DESIGN, SETTING, PARTICIPANTS, & MEASUREMENTS
Participants were recruited from March of 1997 through July of 1998. CT measures included visceral abdominal fat (VAT), subcutaneous adipose tissue (SAT), and intermuscular fat area (IMAT), whereas anthropometric measures included waist circumference (WC) and body mass index (BMI). Kidney outcomes included kidney function (KF) decline (30% decrease in eGFRcysC in follow-up at either year 3 or 10) or incident CKD (follow-up eGFRcysC≤60 ml/min per 1.73 m2 in individuals with baseline GFR>60 ml/min per 1.73 m2). Multivariable logistic regression models and Poisson regression models were used to evaluate the association with decline in KF and incident kidney disease, respectively. We also assessed for the independent associations among the exposure measures by including them in the same model.
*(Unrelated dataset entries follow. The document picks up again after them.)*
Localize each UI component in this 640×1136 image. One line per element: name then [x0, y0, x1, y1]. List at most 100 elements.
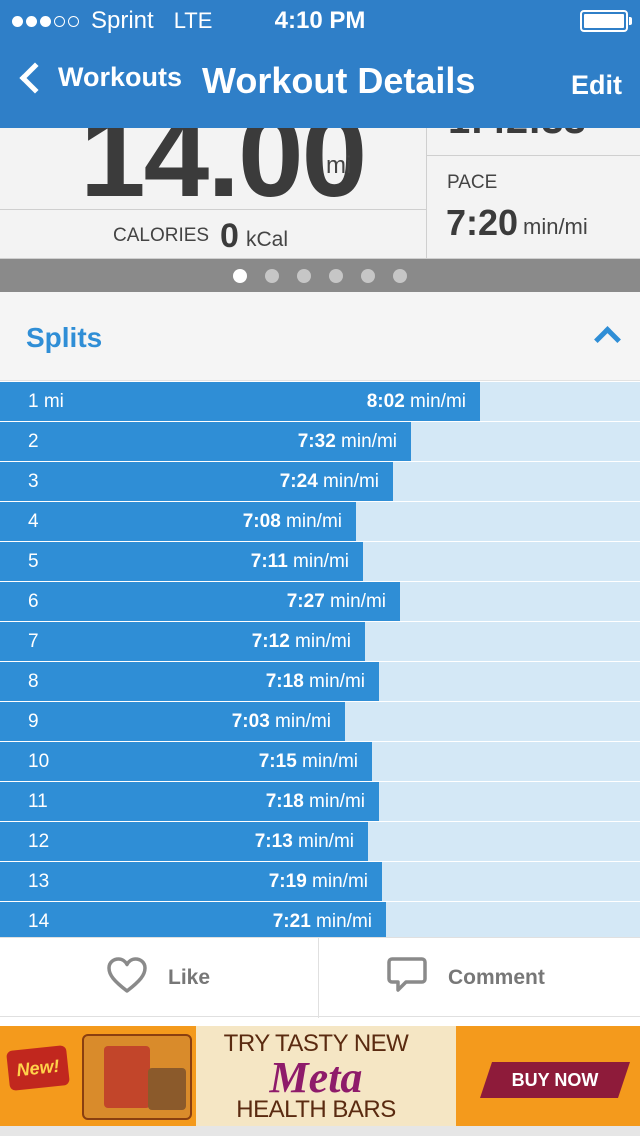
- split-row: 4 7:08 min/mi: [0, 502, 640, 542]
- chevron-left-icon: [19, 61, 51, 94]
- split-number: 14: [28, 911, 50, 932]
- split-bar: [0, 862, 382, 901]
- split-row: 7 7:12 min/mi: [0, 622, 640, 662]
- workout-stats: 14.00 mi 1:42:33 CALORIES 0 kCal PACE 7:…: [0, 128, 640, 259]
- split-number: 10: [28, 751, 50, 772]
- split-bar: [0, 742, 372, 781]
- split-pace: 7:11 min/mi: [250, 551, 349, 572]
- page-dot[interactable]: [233, 268, 247, 283]
- split-row: 5 7:11 min/mi: [0, 542, 640, 582]
- ad-brand: Meta: [269, 1053, 363, 1102]
- nav-bar: Workouts Workout Details Edit: [0, 40, 640, 128]
- split-bar: [0, 542, 363, 581]
- split-number: 11: [28, 791, 48, 812]
- page-dot[interactable]: [361, 268, 375, 283]
- page-dot[interactable]: [329, 268, 343, 283]
- split-number: 13: [28, 871, 50, 892]
- ad-text-panel: [196, 1026, 456, 1126]
- page-title: Workout Details: [202, 60, 476, 101]
- page-dot[interactable]: [297, 268, 311, 283]
- split-row: 13 7:19 min/mi: [0, 862, 640, 902]
- split-bar: [0, 782, 379, 821]
- split-pace: 7:03 min/mi: [231, 711, 331, 732]
- splits-header[interactable]: Splits: [0, 292, 640, 381]
- back-button[interactable]: Workouts: [14, 61, 183, 94]
- split-bar: [0, 702, 345, 741]
- split-bar: [0, 622, 365, 661]
- split-pace: 7:08 min/mi: [242, 511, 342, 532]
- split-row: 8 7:18 min/mi: [0, 662, 640, 702]
- split-bar: [0, 382, 480, 421]
- comment-button[interactable]: Comment: [386, 938, 545, 1017]
- distance-value: 14.00: [80, 128, 367, 222]
- calories-value: 0: [220, 217, 239, 255]
- divider: [318, 938, 319, 1018]
- bottom-strip: [0, 1126, 640, 1136]
- split-number: 7: [28, 631, 39, 652]
- split-bar: [0, 662, 379, 701]
- social-actions: Like Comment: [0, 937, 640, 1018]
- chevron-up-icon[interactable]: [594, 324, 618, 348]
- comment-label: Comment: [448, 965, 545, 989]
- pace-unit: min/mi: [523, 214, 588, 239]
- divider: [0, 209, 426, 210]
- battery-icon: [580, 10, 632, 32]
- like-button[interactable]: Like: [106, 938, 210, 1017]
- ad-new-badge: New!: [6, 1044, 70, 1092]
- app-header: Sprint LTE 4:10 PM Workouts Workout Deta…: [0, 0, 640, 128]
- heart-icon: [106, 956, 148, 999]
- split-pace: 7:13 min/mi: [254, 831, 354, 852]
- split-pace: 7:18 min/mi: [265, 791, 365, 812]
- edit-button[interactable]: Edit: [571, 70, 622, 100]
- split-bar: [0, 822, 368, 861]
- split-number: 5: [28, 551, 39, 572]
- carrier-name: Sprint: [91, 7, 154, 34]
- status-left: Sprint LTE: [12, 7, 212, 35]
- split-pace: 7:32 min/mi: [297, 431, 397, 452]
- split-number: 4: [28, 511, 39, 532]
- comment-bubble-icon: [386, 955, 428, 1000]
- split-pace: 7:21 min/mi: [272, 911, 372, 932]
- split-bar: [0, 502, 356, 541]
- page-dot[interactable]: [265, 268, 279, 283]
- split-number: 9: [28, 711, 39, 732]
- duration-value: 1:42:33: [448, 128, 586, 143]
- divider: [426, 128, 427, 258]
- split-pace: 7:24 min/mi: [279, 471, 379, 492]
- split-pace: 7:27 min/mi: [286, 591, 386, 612]
- splits-list: 1 mi 8:02 min/mi 2 7:32 min/mi 3 7:24 min/mi 4…: [0, 382, 640, 942]
- split-row: 12 7:13 min/mi: [0, 822, 640, 862]
- network-type: LTE: [173, 8, 213, 33]
- ad-subline: HEALTH BARS: [236, 1096, 396, 1123]
- ad-banner[interactable]: New! TRY TASTY NEW Meta HEALTH BARS BUY …: [0, 1026, 640, 1126]
- product-image: [82, 1034, 192, 1120]
- calories-unit: kCal: [246, 228, 289, 251]
- split-pace: 7:12 min/mi: [251, 631, 351, 652]
- pace-value: 7:20: [446, 202, 519, 243]
- split-row: 2 7:32 min/mi: [0, 422, 640, 462]
- page-indicator[interactable]: [0, 259, 640, 292]
- split-row: 6 7:27 min/mi: [0, 582, 640, 622]
- split-row: 9 7:03 min/mi: [0, 702, 640, 742]
- split-number: 12: [28, 831, 50, 852]
- split-number: 1 mi: [28, 391, 64, 412]
- split-pace: 8:02 min/mi: [366, 391, 466, 412]
- split-number: 6: [28, 591, 39, 612]
- split-row: 14 7:21 min/mi: [0, 902, 640, 942]
- buy-now-button[interactable]: BUY NOW: [480, 1062, 630, 1098]
- status-bar: Sprint LTE 4:10 PM: [0, 0, 640, 40]
- split-row: 11 7:18 min/mi: [0, 782, 640, 822]
- split-row: 1 mi 8:02 min/mi: [0, 382, 640, 422]
- pace-label: PACE: [447, 172, 498, 193]
- divider: [426, 155, 640, 156]
- status-time: 4:10 PM: [274, 7, 366, 34]
- split-number: 3: [28, 471, 39, 492]
- signal-strength-icon: [12, 15, 79, 27]
- split-pace: 7:19 min/mi: [268, 871, 368, 892]
- back-label: Workouts: [58, 62, 183, 92]
- like-label: Like: [168, 965, 211, 989]
- split-bar: [0, 902, 386, 941]
- page-dot[interactable]: [393, 268, 407, 283]
- distance-unit: mi: [326, 152, 352, 179]
- split-bar: [0, 422, 411, 461]
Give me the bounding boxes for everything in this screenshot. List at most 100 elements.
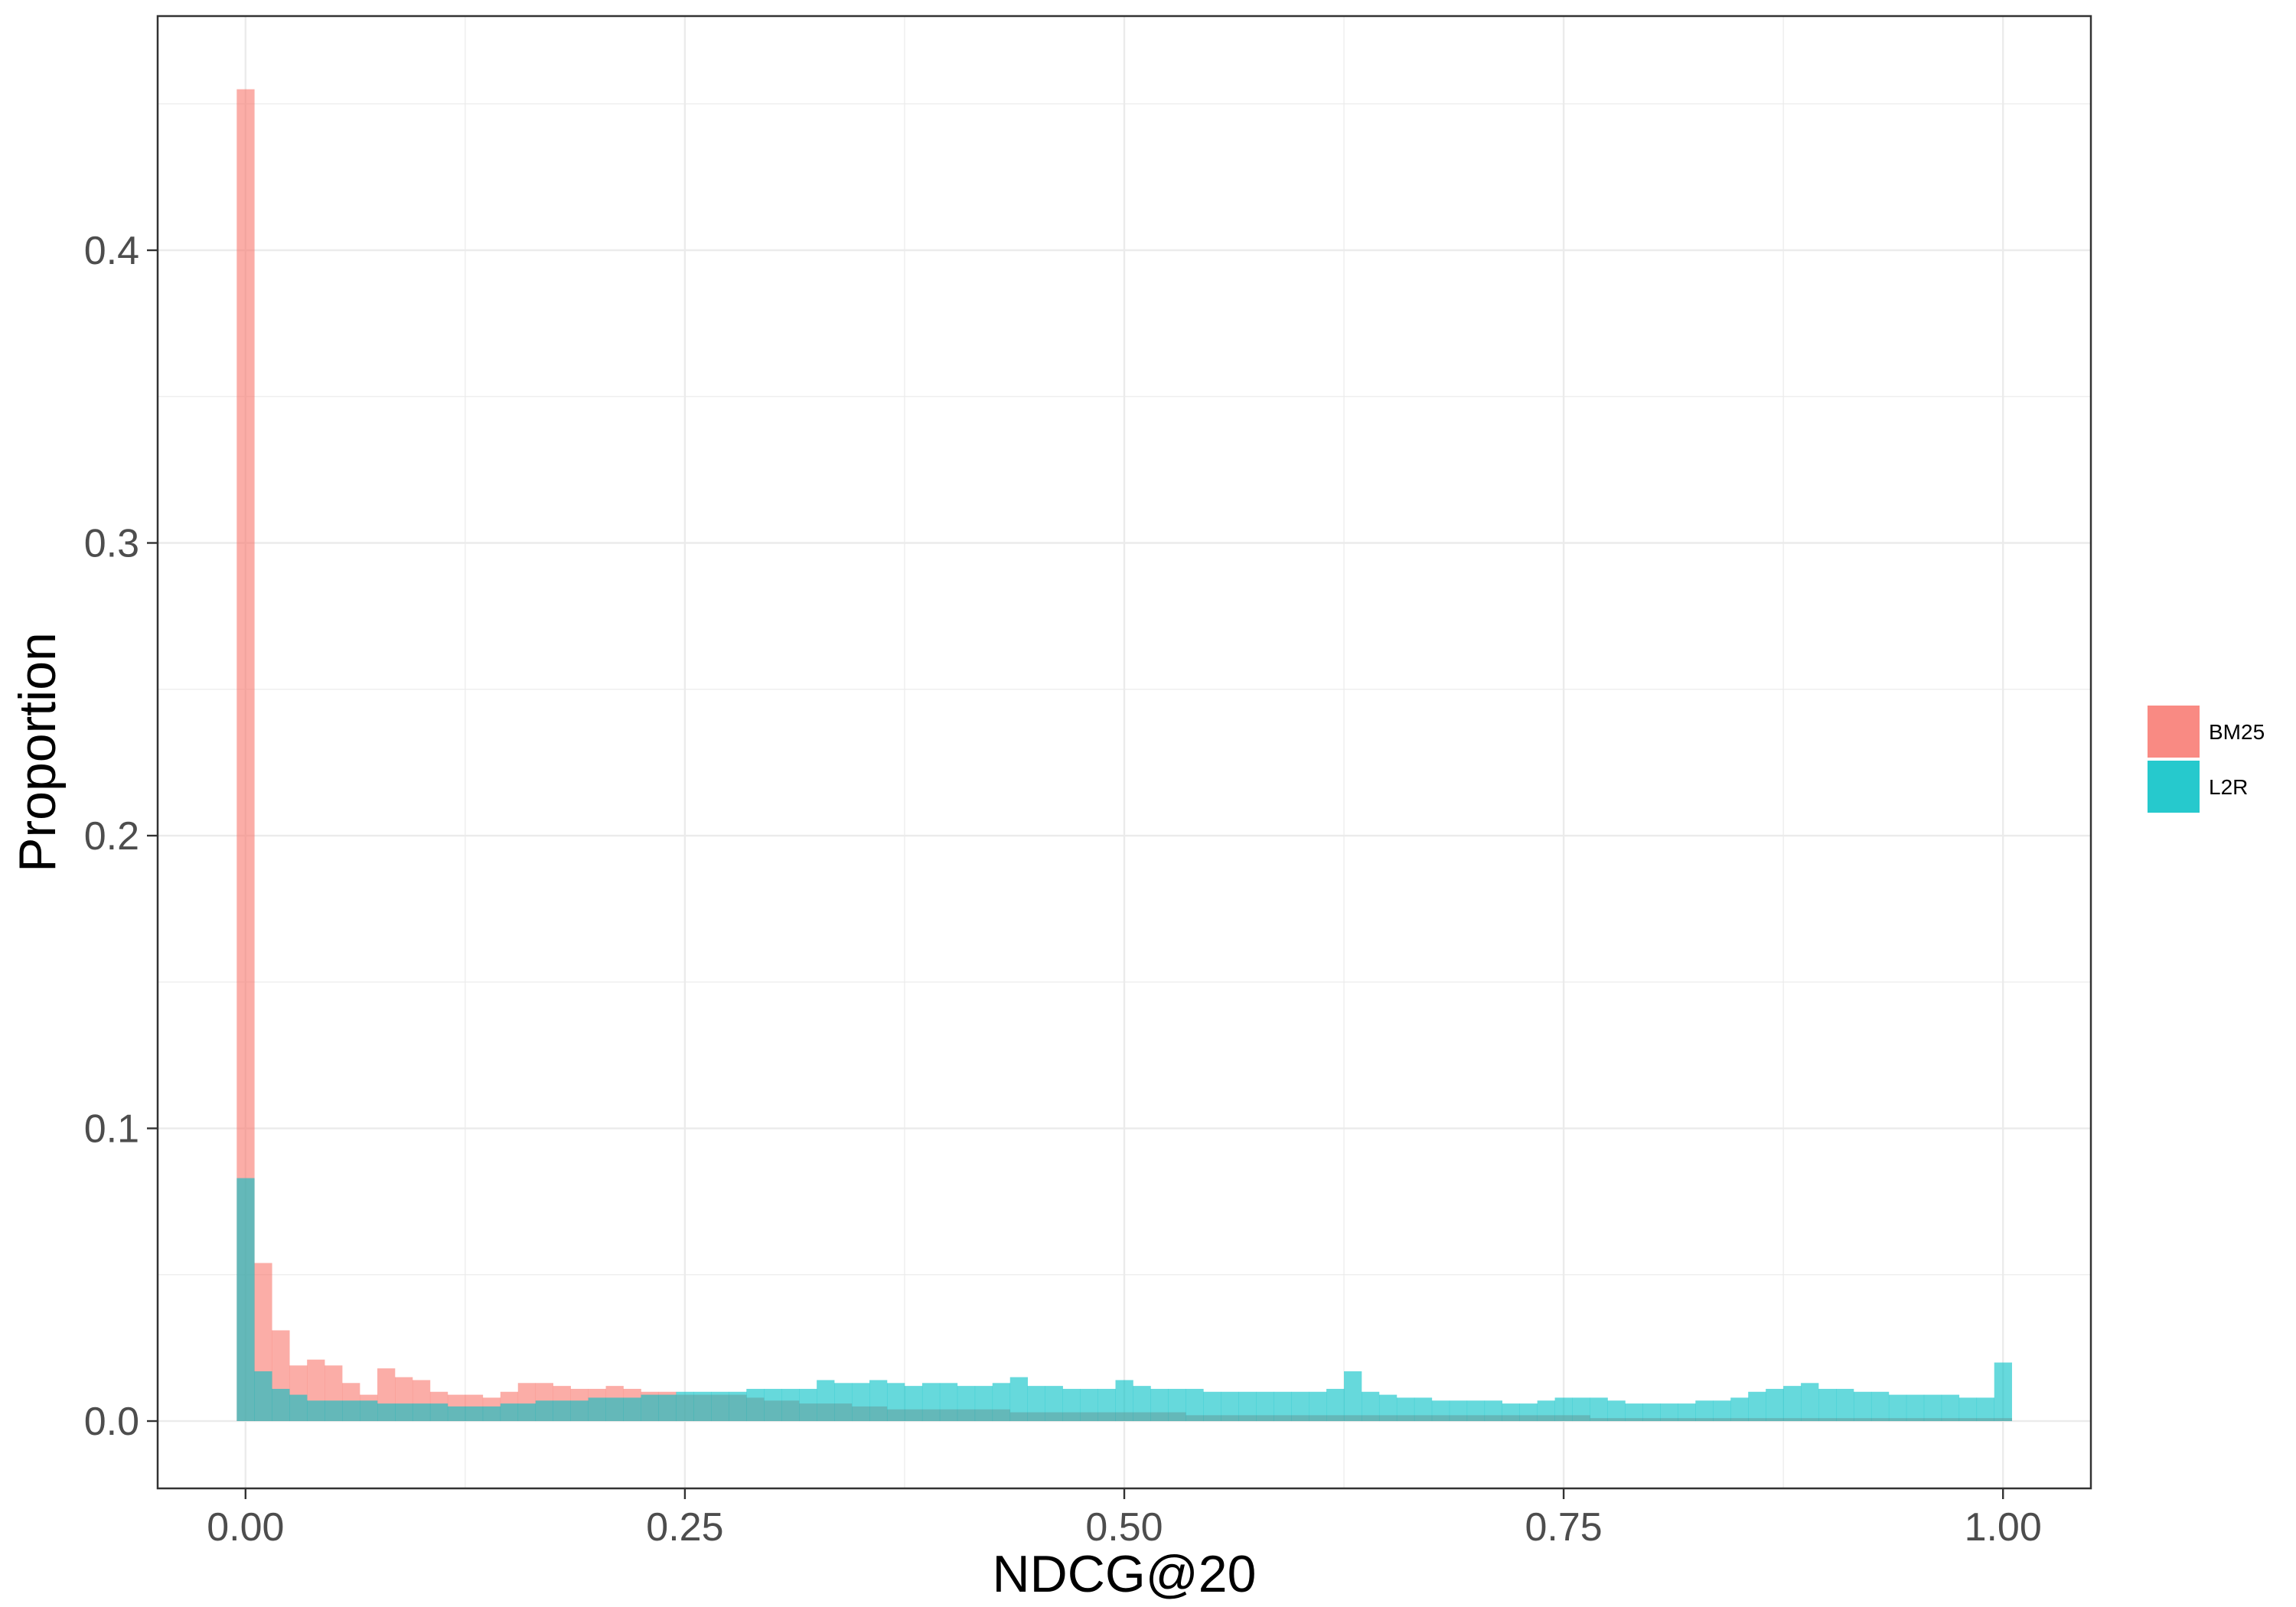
bar-l2r [342,1400,360,1422]
bar-l2r [1766,1388,1784,1422]
bar-l2r [1836,1388,1854,1422]
bar-l2r [482,1406,501,1422]
bar-l2r [904,1386,923,1422]
bar-l2r [535,1400,553,1422]
bar-l2r [1080,1388,1098,1422]
bar-l2r [1466,1400,1486,1422]
bar-l2r [799,1388,817,1422]
bar-l2r [1291,1391,1309,1422]
bar-l2r [1976,1397,1994,1422]
bar-l2r [1906,1394,1925,1422]
x-tick-label: 0.75 [1525,1505,1602,1550]
bar-l2r [517,1403,536,1422]
bar-l2r [1853,1391,1872,1422]
bar-l2r [623,1397,641,1422]
y-tick-label: 0.3 [84,522,139,566]
bar-l2r [1958,1397,1978,1422]
bar-l2r [658,1394,677,1422]
bar-l2r [1625,1403,1643,1422]
bar-l2r [1783,1386,1802,1422]
bar-l2r [974,1386,993,1422]
axis-ticks [147,249,2004,1499]
bar-l2r [1730,1397,1749,1422]
bar-l2r [1309,1391,1327,1422]
bar-l2r [1818,1388,1837,1422]
bar-l2r [1678,1403,1696,1422]
bar-l2r [1274,1391,1292,1422]
bar-l2r [1941,1394,1960,1422]
bar-l2r [1888,1394,1907,1422]
bar-l2r [1168,1388,1186,1422]
bar-l2r [1396,1397,1415,1422]
bar-l2r [1221,1391,1239,1422]
bar-l2r [1554,1397,1573,1422]
bar-l2r [1115,1380,1133,1422]
legend-label-l2r: L2R [2209,775,2248,799]
bar-l2r [429,1403,448,1422]
bar-l2r [1344,1371,1362,1422]
bar-l2r [1537,1400,1555,1422]
bar-l2r [553,1400,571,1422]
bar-l2r [1870,1391,1890,1422]
bar-l2r [869,1380,888,1422]
x-tick-label: 0.50 [1085,1505,1163,1550]
bar-bm25 [236,89,255,1422]
y-tick-label: 0.0 [84,1400,139,1444]
bar-l2r [1203,1391,1221,1422]
bar-l2r [1607,1400,1626,1422]
bar-l2r [1150,1388,1169,1422]
bar-l2r [605,1397,624,1422]
bar-l2r [1449,1400,1468,1422]
bar-l2r [465,1406,484,1422]
bar-l2r [992,1383,1011,1422]
legend: BM25 L2R [2148,706,2265,813]
bar-l2r [447,1406,466,1422]
legend-label-bm25: BM25 [2209,720,2265,744]
y-tick-label: 0.2 [84,814,139,859]
bar-l2r [1133,1386,1151,1422]
y-tick-label: 0.1 [84,1107,139,1152]
bar-l2r [641,1394,659,1422]
bar-l2r [1801,1383,1819,1422]
bar-l2r [395,1403,413,1422]
bar-l2r [764,1388,782,1422]
bar-l2r [834,1383,853,1422]
bar-l2r [676,1391,694,1422]
bar-l2r [1186,1388,1204,1422]
bar-l2r [254,1371,272,1422]
bar-l2r [1362,1391,1380,1422]
x-tick-label: 0.25 [646,1505,723,1550]
series-l2r [236,1178,2012,1422]
bar-l2r [1431,1400,1450,1422]
x-tick-labels: 0.00 0.25 0.50 0.75 1.00 [207,1505,2042,1550]
bar-l2r [711,1391,729,1422]
bar-l2r [1994,1362,2012,1422]
bar-l2r [1045,1386,1063,1422]
histogram-bars [236,89,2012,1422]
bar-l2r [729,1391,747,1422]
bar-l2r [1097,1388,1116,1422]
bar-l2r [1378,1394,1397,1422]
x-tick-label: 1.00 [1965,1505,2042,1550]
bar-l2r [1519,1403,1538,1422]
bar-l2r [1009,1377,1028,1422]
bar-l2r [1062,1388,1081,1422]
bar-l2r [746,1388,765,1422]
bar-l2r [886,1383,905,1422]
bar-l2r [1923,1394,1942,1422]
y-axis-title: Proportion [8,632,67,872]
bar-l2r [412,1403,431,1422]
bar-l2r [1642,1403,1661,1422]
bar-l2r [1326,1388,1345,1422]
bar-l2r [360,1400,378,1422]
bar-l2r [957,1386,976,1422]
bar-l2r [1256,1391,1274,1422]
legend-key-l2r [2148,761,2200,813]
bar-l2r [1590,1397,1608,1422]
bar-l2r [693,1391,712,1422]
bar-l2r [500,1403,519,1422]
bar-l2r [1484,1400,1503,1422]
bar-l2r [325,1400,343,1422]
bar-l2r [272,1388,290,1422]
Two-thousand four-hundred and eighty-nine individuals were included. Mean age was 74±3 years, 49% were men, 39% were black, 59% were hypertensive, and 15% were diabetic. KF decline occurred in 17% of the population, whereas incident CKD also occurred in 17% of those at risk. In continuous models, SAT, VAT, IMAT, BMI, and WC (per SD increase) were all significantly associated with KF decline. There was a significant interaction between VAT and CKD with regard to KF decline (P=0.01). Only VAT, BMI, and WC were associated with incident CKD. Only VAT remained a significant risk factor for incident CKD when other exposure variables were included in the same model. There was no association between any measure of obesity and kidney outcomes when creatinine values at years 3 and 10 were used to estimate changes in eGFR.
Anthropometric measures of body fat appear to provide as consistent estimates of KF decline risk as CT measures in elders.